Г о л о щ а п о в. Вездеход-то ему хоть выделили?
Т о н я (горячо и почти радостно). Был! Был вездеход! И еще с ним много народа было! Все помогать хотели! А он как рассердится! Как стукнет кулаком… Всех как ветром сдуло!
С и р ы й. Ну, померла старушка! Дело житейское.
К а л е р и я. Да как вы можете? Как у вас язык…
С и р ы й. Ты что раскричалась, красавица?
Г о л о щ а п о в. Сирый!
С и р ы й (смотрит на него, сдерживает раздражение). Да, осложняется ситуевина. Начальства в доме прибавилось. Широкая свадьба, однако, будет! Или, может, отменим?
Л и д и я (неуверенно). Надо Павла Романовича спросить.
К а л е р и я. Что же, мы все так просто разойдемся?
Г е й (серьезно). Это невозможно!
Г о л о щ а п о в. Что «невозможно»?
Г е й. Невозможно «просто так» расходиться. Надо расходиться — с пользой. Я лично — к Устинье Карповне.

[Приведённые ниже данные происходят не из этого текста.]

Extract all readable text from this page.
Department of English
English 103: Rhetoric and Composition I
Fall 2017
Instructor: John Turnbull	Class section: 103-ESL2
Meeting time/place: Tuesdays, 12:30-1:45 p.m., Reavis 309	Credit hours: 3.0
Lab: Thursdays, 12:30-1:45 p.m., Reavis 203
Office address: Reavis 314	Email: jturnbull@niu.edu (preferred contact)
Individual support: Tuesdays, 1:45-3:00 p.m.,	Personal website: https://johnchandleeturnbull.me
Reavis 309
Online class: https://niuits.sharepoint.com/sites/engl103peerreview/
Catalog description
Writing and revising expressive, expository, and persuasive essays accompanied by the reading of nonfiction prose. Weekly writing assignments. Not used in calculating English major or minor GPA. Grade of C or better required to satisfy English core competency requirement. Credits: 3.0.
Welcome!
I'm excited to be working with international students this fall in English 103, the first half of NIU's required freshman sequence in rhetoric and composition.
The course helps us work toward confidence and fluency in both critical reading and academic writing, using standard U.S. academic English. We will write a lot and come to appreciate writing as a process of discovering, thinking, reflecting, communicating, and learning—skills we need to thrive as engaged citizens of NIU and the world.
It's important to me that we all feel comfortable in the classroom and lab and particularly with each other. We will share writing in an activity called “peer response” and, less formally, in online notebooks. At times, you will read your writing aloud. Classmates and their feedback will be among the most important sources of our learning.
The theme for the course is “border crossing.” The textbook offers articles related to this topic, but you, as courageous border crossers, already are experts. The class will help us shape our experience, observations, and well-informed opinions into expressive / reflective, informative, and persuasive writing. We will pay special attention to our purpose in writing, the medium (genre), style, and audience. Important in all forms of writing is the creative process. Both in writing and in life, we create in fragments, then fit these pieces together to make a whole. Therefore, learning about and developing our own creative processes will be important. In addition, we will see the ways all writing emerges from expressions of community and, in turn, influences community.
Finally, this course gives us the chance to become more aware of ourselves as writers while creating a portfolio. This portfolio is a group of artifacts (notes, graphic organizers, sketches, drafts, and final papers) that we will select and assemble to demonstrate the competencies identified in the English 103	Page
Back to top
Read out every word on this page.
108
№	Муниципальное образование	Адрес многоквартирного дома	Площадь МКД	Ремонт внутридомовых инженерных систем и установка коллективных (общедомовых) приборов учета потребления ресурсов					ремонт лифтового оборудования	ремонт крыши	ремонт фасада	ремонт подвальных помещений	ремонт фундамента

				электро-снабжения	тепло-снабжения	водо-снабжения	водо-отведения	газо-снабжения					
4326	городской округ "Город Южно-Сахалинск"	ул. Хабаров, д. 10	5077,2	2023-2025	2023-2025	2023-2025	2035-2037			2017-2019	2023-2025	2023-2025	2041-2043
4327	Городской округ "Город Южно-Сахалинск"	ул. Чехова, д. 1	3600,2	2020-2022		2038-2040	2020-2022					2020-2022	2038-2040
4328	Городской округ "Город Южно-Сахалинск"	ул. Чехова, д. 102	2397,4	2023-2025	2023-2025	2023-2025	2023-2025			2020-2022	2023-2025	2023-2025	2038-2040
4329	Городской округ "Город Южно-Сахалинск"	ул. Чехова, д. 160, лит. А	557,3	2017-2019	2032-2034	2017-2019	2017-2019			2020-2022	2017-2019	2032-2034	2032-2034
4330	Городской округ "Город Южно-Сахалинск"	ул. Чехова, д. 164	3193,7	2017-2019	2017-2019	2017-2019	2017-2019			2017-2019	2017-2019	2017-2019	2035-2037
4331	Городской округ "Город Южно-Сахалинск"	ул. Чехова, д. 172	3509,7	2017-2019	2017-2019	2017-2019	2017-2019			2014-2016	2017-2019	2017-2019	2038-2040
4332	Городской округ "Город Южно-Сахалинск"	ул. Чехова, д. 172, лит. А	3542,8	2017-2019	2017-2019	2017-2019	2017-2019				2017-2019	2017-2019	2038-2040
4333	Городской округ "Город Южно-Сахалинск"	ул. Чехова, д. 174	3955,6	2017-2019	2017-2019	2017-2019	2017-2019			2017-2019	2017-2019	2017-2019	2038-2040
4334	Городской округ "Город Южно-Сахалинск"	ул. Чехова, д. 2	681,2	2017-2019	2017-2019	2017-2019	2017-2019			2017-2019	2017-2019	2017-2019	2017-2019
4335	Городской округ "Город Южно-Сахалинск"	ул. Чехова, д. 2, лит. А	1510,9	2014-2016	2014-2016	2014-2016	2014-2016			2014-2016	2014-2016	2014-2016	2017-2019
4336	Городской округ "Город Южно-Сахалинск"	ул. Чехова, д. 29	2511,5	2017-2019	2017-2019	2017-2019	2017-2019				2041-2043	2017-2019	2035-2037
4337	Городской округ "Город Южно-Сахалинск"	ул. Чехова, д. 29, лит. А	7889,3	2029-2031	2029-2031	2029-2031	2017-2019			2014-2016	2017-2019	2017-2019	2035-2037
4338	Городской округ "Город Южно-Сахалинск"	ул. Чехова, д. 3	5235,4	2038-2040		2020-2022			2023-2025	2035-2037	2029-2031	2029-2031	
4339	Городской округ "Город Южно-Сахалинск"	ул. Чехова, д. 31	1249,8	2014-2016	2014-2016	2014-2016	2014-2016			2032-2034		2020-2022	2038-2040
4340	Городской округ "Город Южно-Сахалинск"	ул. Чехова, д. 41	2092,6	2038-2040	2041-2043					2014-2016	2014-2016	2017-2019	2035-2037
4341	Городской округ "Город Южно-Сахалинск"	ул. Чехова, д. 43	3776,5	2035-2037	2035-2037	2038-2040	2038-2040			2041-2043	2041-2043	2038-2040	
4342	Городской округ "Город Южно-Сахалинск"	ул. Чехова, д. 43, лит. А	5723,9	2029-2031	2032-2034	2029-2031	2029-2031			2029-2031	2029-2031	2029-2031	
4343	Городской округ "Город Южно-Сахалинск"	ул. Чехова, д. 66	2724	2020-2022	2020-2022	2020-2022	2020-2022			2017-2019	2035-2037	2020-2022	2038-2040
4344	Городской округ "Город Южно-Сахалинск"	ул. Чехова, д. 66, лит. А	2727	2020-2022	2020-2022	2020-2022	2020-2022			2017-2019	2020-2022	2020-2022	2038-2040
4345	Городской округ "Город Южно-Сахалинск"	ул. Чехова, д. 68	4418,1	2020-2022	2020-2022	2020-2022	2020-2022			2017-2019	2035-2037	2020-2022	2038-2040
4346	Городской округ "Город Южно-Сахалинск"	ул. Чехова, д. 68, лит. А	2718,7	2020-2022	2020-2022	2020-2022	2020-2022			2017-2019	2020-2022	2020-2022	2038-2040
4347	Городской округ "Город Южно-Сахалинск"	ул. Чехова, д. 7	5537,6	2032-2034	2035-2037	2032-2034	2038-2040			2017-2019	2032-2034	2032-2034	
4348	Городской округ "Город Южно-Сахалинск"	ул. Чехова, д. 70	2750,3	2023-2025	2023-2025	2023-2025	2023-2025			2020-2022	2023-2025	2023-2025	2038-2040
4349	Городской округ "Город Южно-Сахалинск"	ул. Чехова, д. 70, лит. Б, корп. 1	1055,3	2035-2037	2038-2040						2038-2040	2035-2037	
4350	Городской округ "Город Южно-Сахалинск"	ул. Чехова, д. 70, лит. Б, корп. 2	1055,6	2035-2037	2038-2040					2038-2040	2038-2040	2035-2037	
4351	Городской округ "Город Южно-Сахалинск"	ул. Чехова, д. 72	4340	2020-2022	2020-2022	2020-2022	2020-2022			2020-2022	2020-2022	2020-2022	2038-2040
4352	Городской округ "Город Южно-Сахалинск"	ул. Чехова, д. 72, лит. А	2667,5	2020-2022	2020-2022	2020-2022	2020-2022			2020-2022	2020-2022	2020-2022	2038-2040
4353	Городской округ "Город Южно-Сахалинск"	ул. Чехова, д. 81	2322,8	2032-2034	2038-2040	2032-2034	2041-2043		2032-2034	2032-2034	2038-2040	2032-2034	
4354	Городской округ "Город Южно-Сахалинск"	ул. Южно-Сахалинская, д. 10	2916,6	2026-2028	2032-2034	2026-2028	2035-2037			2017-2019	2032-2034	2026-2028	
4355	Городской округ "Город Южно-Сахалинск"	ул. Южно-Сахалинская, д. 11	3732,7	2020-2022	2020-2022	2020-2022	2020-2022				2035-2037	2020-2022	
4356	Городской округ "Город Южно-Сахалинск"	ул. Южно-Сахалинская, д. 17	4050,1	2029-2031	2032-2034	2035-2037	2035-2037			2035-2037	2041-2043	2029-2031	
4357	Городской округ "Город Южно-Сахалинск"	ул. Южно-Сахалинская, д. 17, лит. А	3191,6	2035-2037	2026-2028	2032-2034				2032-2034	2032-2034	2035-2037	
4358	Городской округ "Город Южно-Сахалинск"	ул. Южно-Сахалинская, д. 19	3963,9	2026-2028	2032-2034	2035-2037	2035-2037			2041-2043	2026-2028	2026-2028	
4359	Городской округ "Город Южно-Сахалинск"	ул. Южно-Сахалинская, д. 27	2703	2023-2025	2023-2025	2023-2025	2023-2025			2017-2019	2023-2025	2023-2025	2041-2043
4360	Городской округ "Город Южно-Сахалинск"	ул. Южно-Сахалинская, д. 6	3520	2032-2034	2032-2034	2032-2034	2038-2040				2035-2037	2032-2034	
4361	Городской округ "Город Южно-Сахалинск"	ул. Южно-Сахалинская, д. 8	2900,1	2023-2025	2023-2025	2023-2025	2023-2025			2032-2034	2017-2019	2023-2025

Л и д и я. Да! Спросите маму!
С и р ы й. А ты, доча, по-прежнему? На шестых ролях?
К а л е р и я (показывает на кабинет). Только как их оттуда извлечь? Кто туда-то войдет?
Г о л о щ а п о в (Тоне). Не замерзли в дороге?
Т о н я. Да что вы!
Г о л о щ а п о в. Нет, нет, спинка холодная!
К а л е р и я. Кронид Захарович! Тебе удобно?
Г о л о щ а п о в. Ну, как говорится, гостей баснями не кормят! (Подмигивает жене, поправляет галстук, берется за ручку двери.)